上下同时起爆。
站着的人被头顶的破片削,蹲下去的人被脚踝的铁砂扫,趴下去的人被松针下面的碎石弹起来打脸。
副官中村就站在田中右手边一米半的位置上。
手榴弹在他头顶一米炸开,一块锯齿状的铸铁破片从他的右太阳穴切进去,从左耳后面飞出来。

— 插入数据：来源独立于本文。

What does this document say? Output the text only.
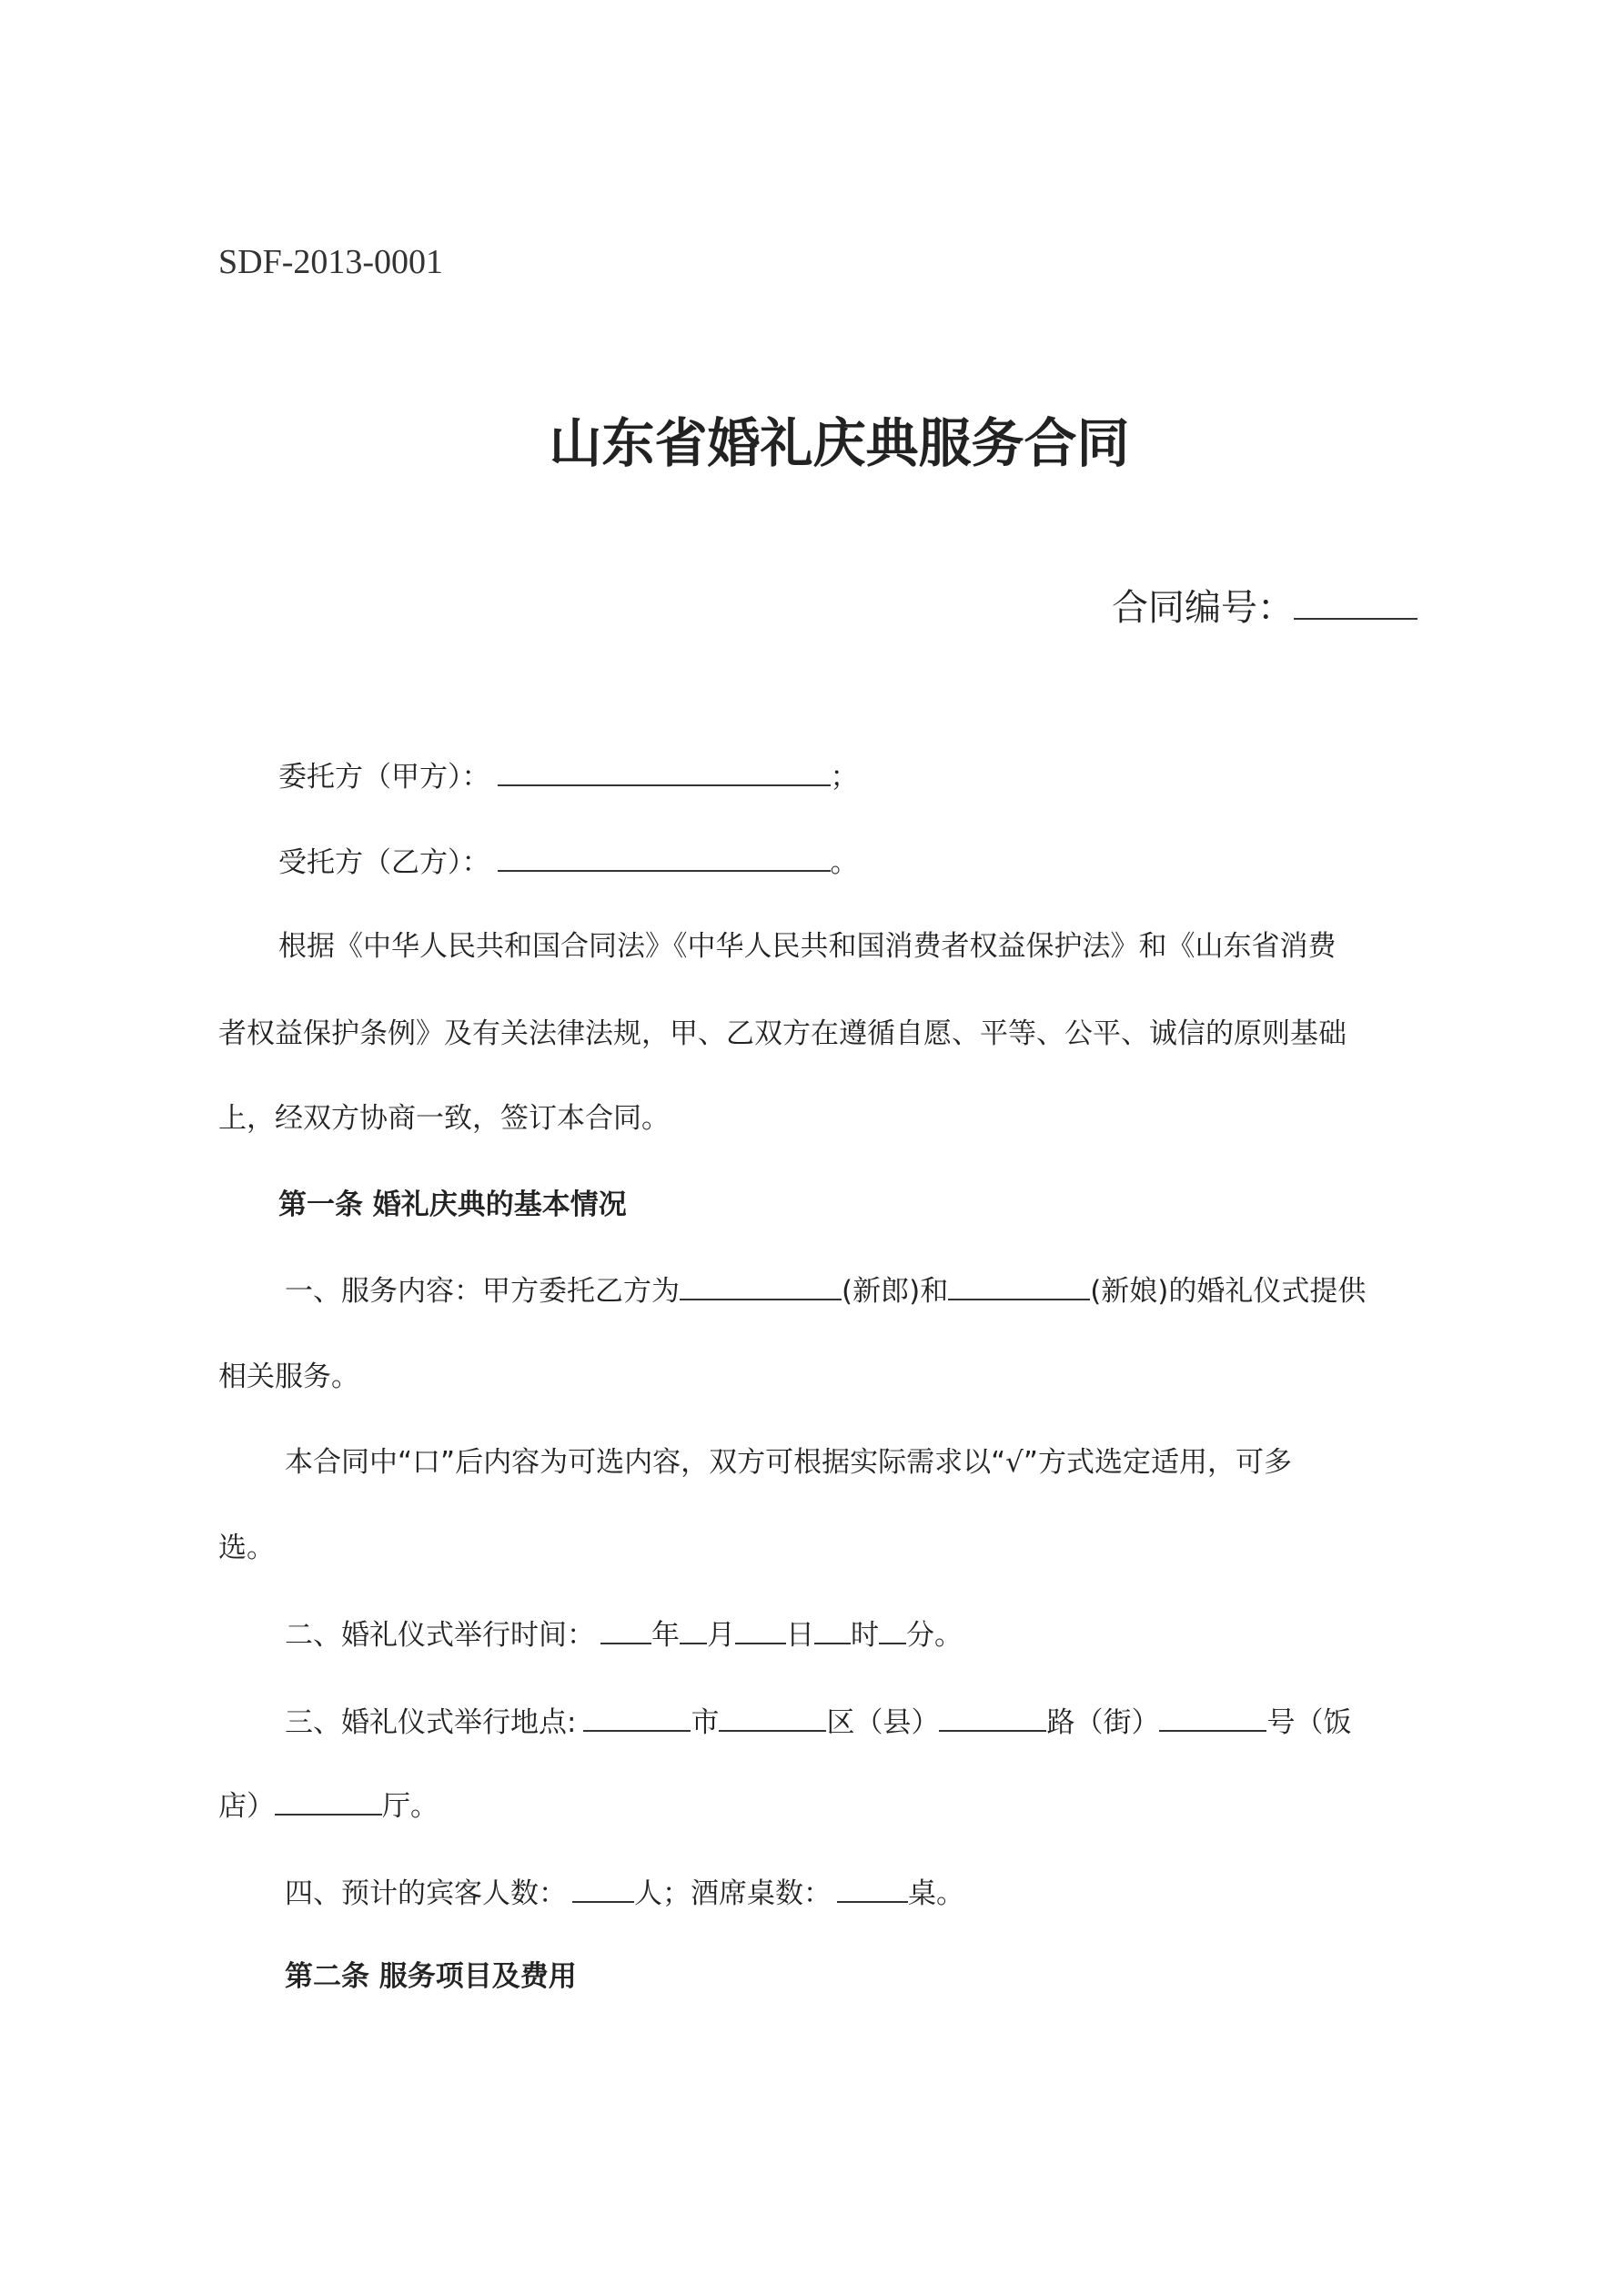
SDF-2013-0001
山东省婚礼庆典服务合同
合同编号：
委托方（甲方）：	；
受托方（乙方）：	。
根据《中华人民共和国合同法》《中华人民共和国消费者权益保护法》和《山东省消费
者权益保护条例》及有关法律法规，甲、乙双方在遵循自愿、平等、公平、诚信的原则基础
上，经双方协商一致，签订本合同。
第一条 婚礼庆典的基本情况
一、服务内容：甲方委托乙方为	(新郎)和	(新娘)的婚礼仪式提供
相关服务。
本合同中“口”后内容为可选内容，双方可根据实际需求以“√”方式选定适用，可多
选。
二、婚礼仪式举行时间： 年 月 日 时 分。
三、婚礼仪式举行地点:	市	区（县）	路（街）	号（饭
店）	厅。
四、预计的宾客人数： 人；酒席桌数：	桌。
第二条 服务项目及费用
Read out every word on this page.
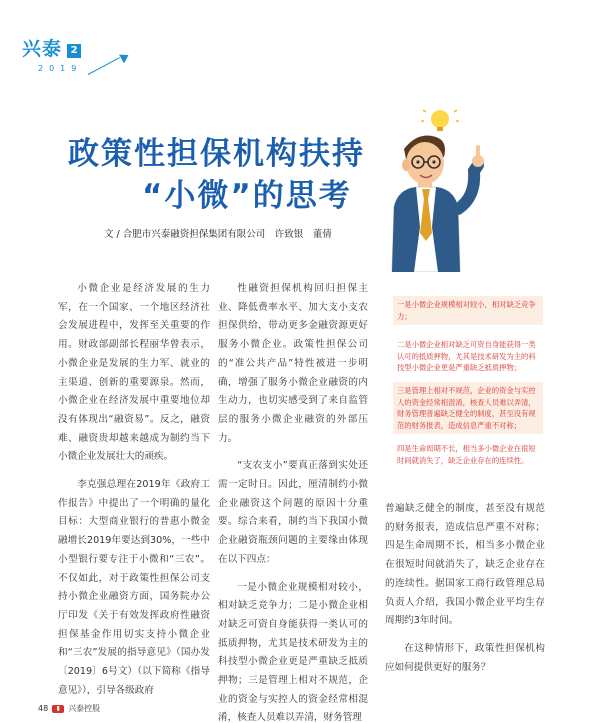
兴泰 2
2019
政策性担保机构扶持
“小微”的思考
文 / 合肥市兴泰融资担保集团有限公司　许致银　董倩

小微企业是经济发展的生力军，在一个国家、一个地区经济社会发展进程中，发挥至关重要的作用。财政部副部长程丽华曾表示，小微企业是发展的生力军、就业的主渠道、创新的重要源泉。然而，小微企业在经济发展中重要地位却没有体现出“融资易”。反之，融资难、融资贵却越来越成为制约当下小微企业发展壮大的顽疾。

李克强总理在2019年《政府工作报告》中提出了一个明确的量化目标：大型商业银行的普惠小微金融增长2019年要达到30%，一些中小型银行要专注于小微和“三农”。不仅如此，对于政策性担保公司支持小微企业融资方面，国务院办公厅印发《关于有效发挥政府性融资担保基金作用切实支持小微企业和“三农”发展的指导意见》（国办发〔2019〕6号文）（以下简称《指导意见》），引导各级政府

性融资担保机构回归担保主业、降低费率水平、加大支小支农担保供给，带动更多金融资源更好服务小微企业。政策性担保公司的“准公共产品”特性被进一步明确，增强了服务小微企业融资的内生动力，也切实感受到了来自监管层的服务小微企业融资的外部压力。

“支农支小”要真正落到实处还需一定时日。因此，厘清制约小微企业融资这个问题的原因十分重要。综合来看，制约当下我国小微企业融资瓶颈问题的主要缘由体现在以下四点：

一是小微企业规模相对较小，相对缺乏竞争力；二是小微企业相对缺乏可资自身能获得一类认可的抵质押物，尤其是技术研发为主的科技型小微企业更是严重缺乏抵质押物；三是管理上相对不规范，企业的资金与实控人的资金经常相混淆，核查人员难以弄清，财务管理

一是小微企业规模相对较小，相对缺乏竞争力；
二是小微企业相对缺乏可资自身能获得一类认可的抵质押物，尤其是技术研发为主的科技型小微企业更是严重缺乏抵质押物；
三是管理上相对不规范，企业的资金与实控人的资金经常相混淆，核查人员难以弄清，财务管理普遍缺乏健全的制度，甚至没有规范的财务报表，造成信息严重不对称；
四是生命周期不长，相当多小微企业在很短时间就消失了，缺乏企业存在的连续性。

普遍缺乏健全的制度，甚至没有规范的财务报表，造成信息严重不对称；四是生命周期不长，相当多小微企业在很短时间就消失了，缺乏企业存在的连续性。据国家工商行政管理总局负责人介绍，我国小微企业平均生存周期约3年时间。

在这种情形下，政策性担保机构应如何提供更好的服务？

48	▮	兴泰控股
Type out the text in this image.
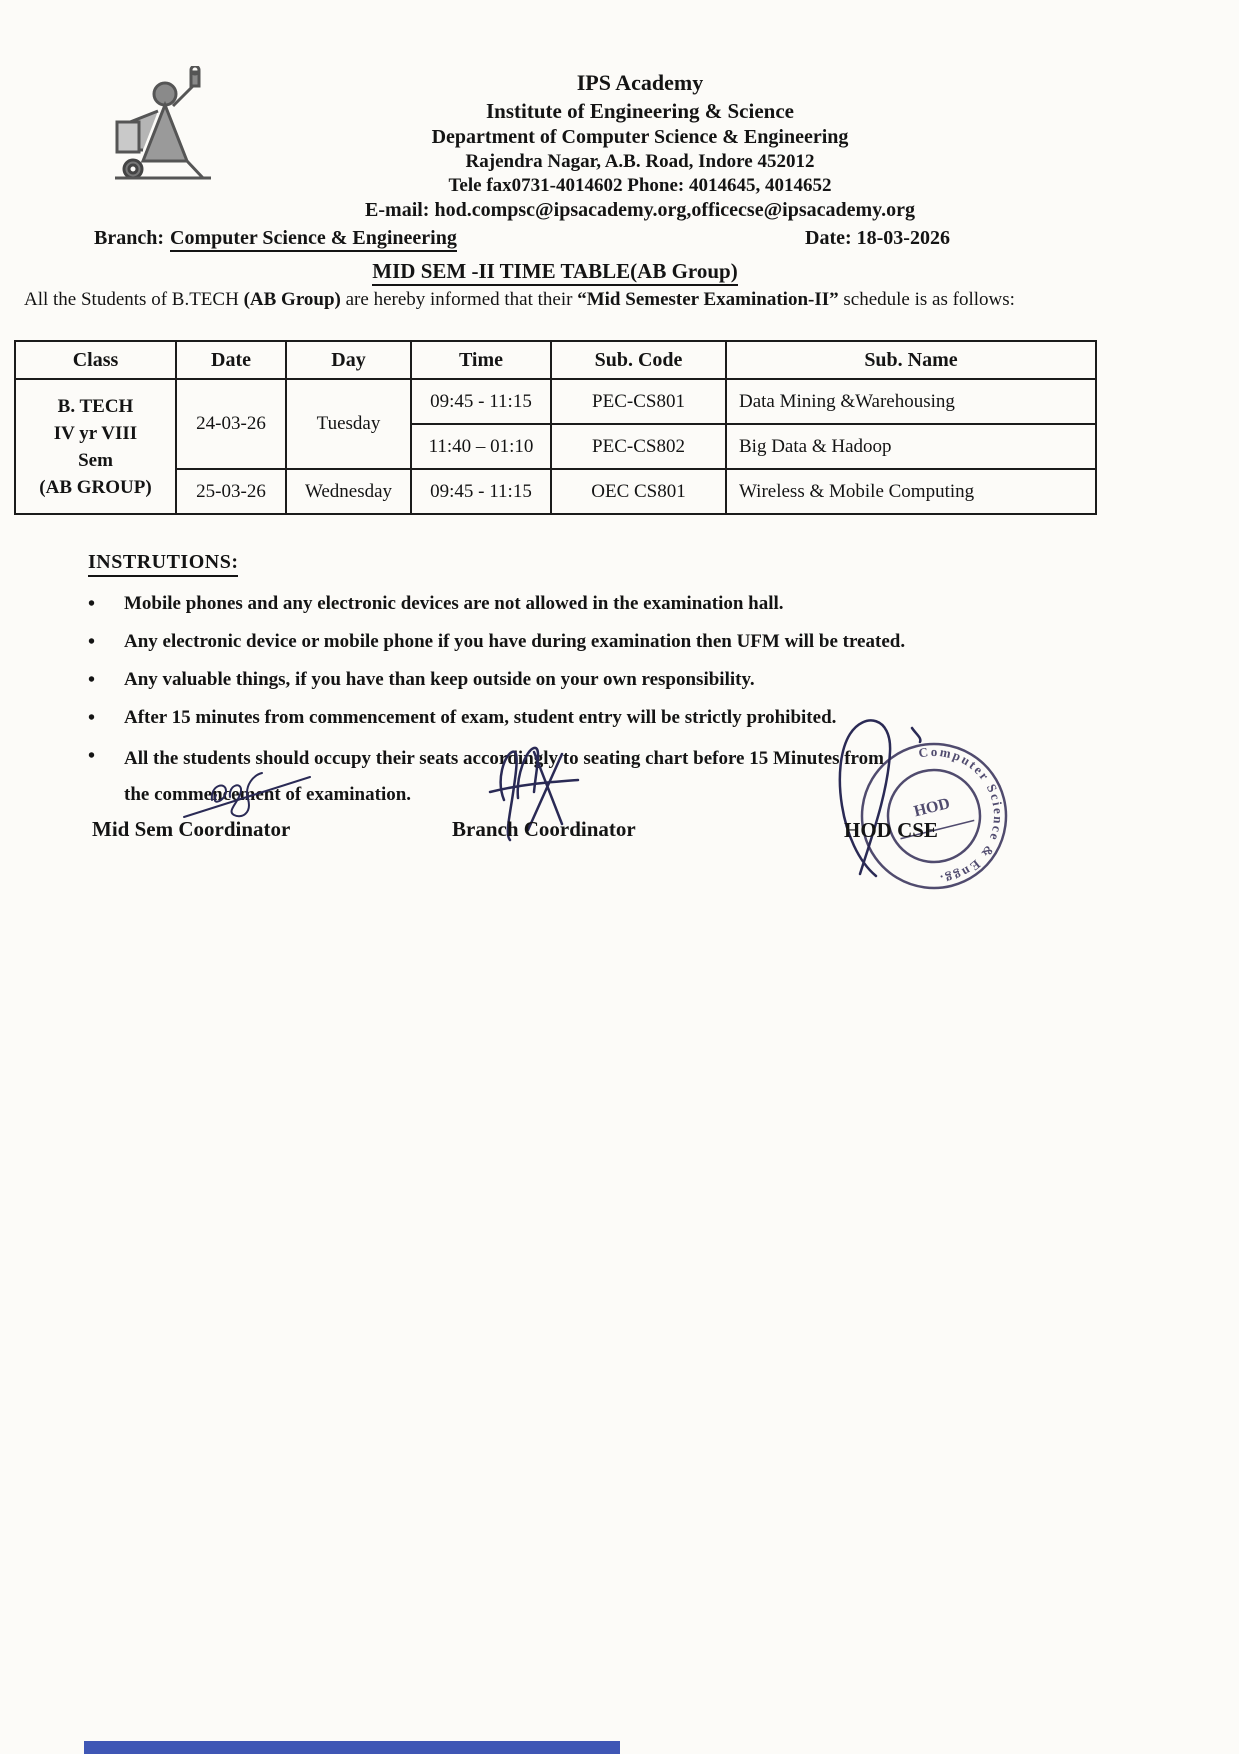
IPS Academy
Institute of Engineering & Science
Department of Computer Science & Engineering
Rajendra Nagar, A.B. Road, Indore 452012
Tele fax0731-4014602 Phone: 4014645, 4014652
E-mail: hod.compsc@ipsacademy.org,officecse@ipsacademy.org
Branch: Computer Science & Engineering	Date: 18-03-2026
MID SEM -II TIME TABLE(AB Group)

All the Students of B.TECH (AB Group) are hereby informed that their “Mid Semester Examination-II” schedule is as follows:

Class	Date	Day	Time	Sub. Code	Sub. Name

B. TECH
IV yr VIII
Sem
(AB GROUP)	24-03-26	Tuesday	09:45 - 11:15	PEC-CS801	Data Mining &Warehousing
			11:40 – 01:10	PEC-CS802	Big Data & Hadoop
	25-03-26	Wednesday	09:45 - 11:15	OEC CS801	Wireless & Mobile Computing
INSTRUTIONS:
• Mobile phones and any electronic devices are not allowed in the examination hall.
• Any electronic device or mobile phone if you have during examination then UFM will be treated.
• Any valuable things, if you have than keep outside on your own responsibility.
• After 15 minutes from commencement of exam, student entry will be strictly prohibited.
• All the students should occupy their seats accordingly to seating chart before 15 Minutes from the commencement of examination.
Mid Sem Coordinator	Branch Coordinator
Computer Science & Engg.
HOD
HOD CSE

中村的眼珠子从眼眶里鼓了出来,鼓了有一秒钟,然后他像一面墙一样直挺挺往后倒下去。
田中的军装右袖子被另一块破片划开,里面的皮肉翻出来一条三公分的口子,血顺着手背滴到军刀上。
他没有感觉到疼。
他感觉到的是一种从脚底往头顶蹿的寒意。
这一夜仿佛没有尽头。
田中不记得自己走了多远,也不记得身后还剩多少人。
他只记得每走三十米就会有一颗松果雷或者一根绊线,每停下来五分钟就会有一发冷枪从不知道什么方向飞过来。
他试过派人爬上崖顶搜索,爬上去的四个人里两个踩了雷,一个被冷枪打穿胸口滚了下来,第四个活着爬了上去,发现崖顶空无一人,只有几个踩扁的烟头和一行脚印消失在灌木丛深处。
他不敢后退。
后退的路上一样有雷,而且那些打冷枪的人似乎就在后面跟着,他一停,冷枪就响,他一走,冷枪就停。
对方在赶他。
像赶羊一样,把他的三百多个步兵往一个方向赶。
田中想明白了这一点的时候,天快亮了。
东边的山脊线上透出一条灰白的光,松树林里的能见度从零慢慢恢复到十几米。田中回头清点人数的时候,发现自己身后只剩下不到两百个人还站着。
一百多个人没了。
没有遭遇战,没有对射,没有白刃冲锋。
松果雷,绊线雷,定向雷,空爆手榴弹,冷枪。
这些东西像磨盘一样,一层一层地把他的中队磨碎了。
田中的嘴唇皲裂出血,右臂的伤口已经止住了血,干涸的血痂把袖子和皮肉黏在一起,一动就扯得生疼。他的军刀上沾满了泥和血,刀鞘不知道什么时候丢了。
他靠在一棵松树上,闭了两秒钟眼睛。
不能追了。
这片松树林就是一个巨大的陷阱,对方从头到尾没有露过面,只用地雷和冷枪就吃掉了他三分之一的兵力。再追下去,天亮之前这个中队就会被磨没。
他正要下令停止追击,就地构筑防御工事等待救援。。。。。。。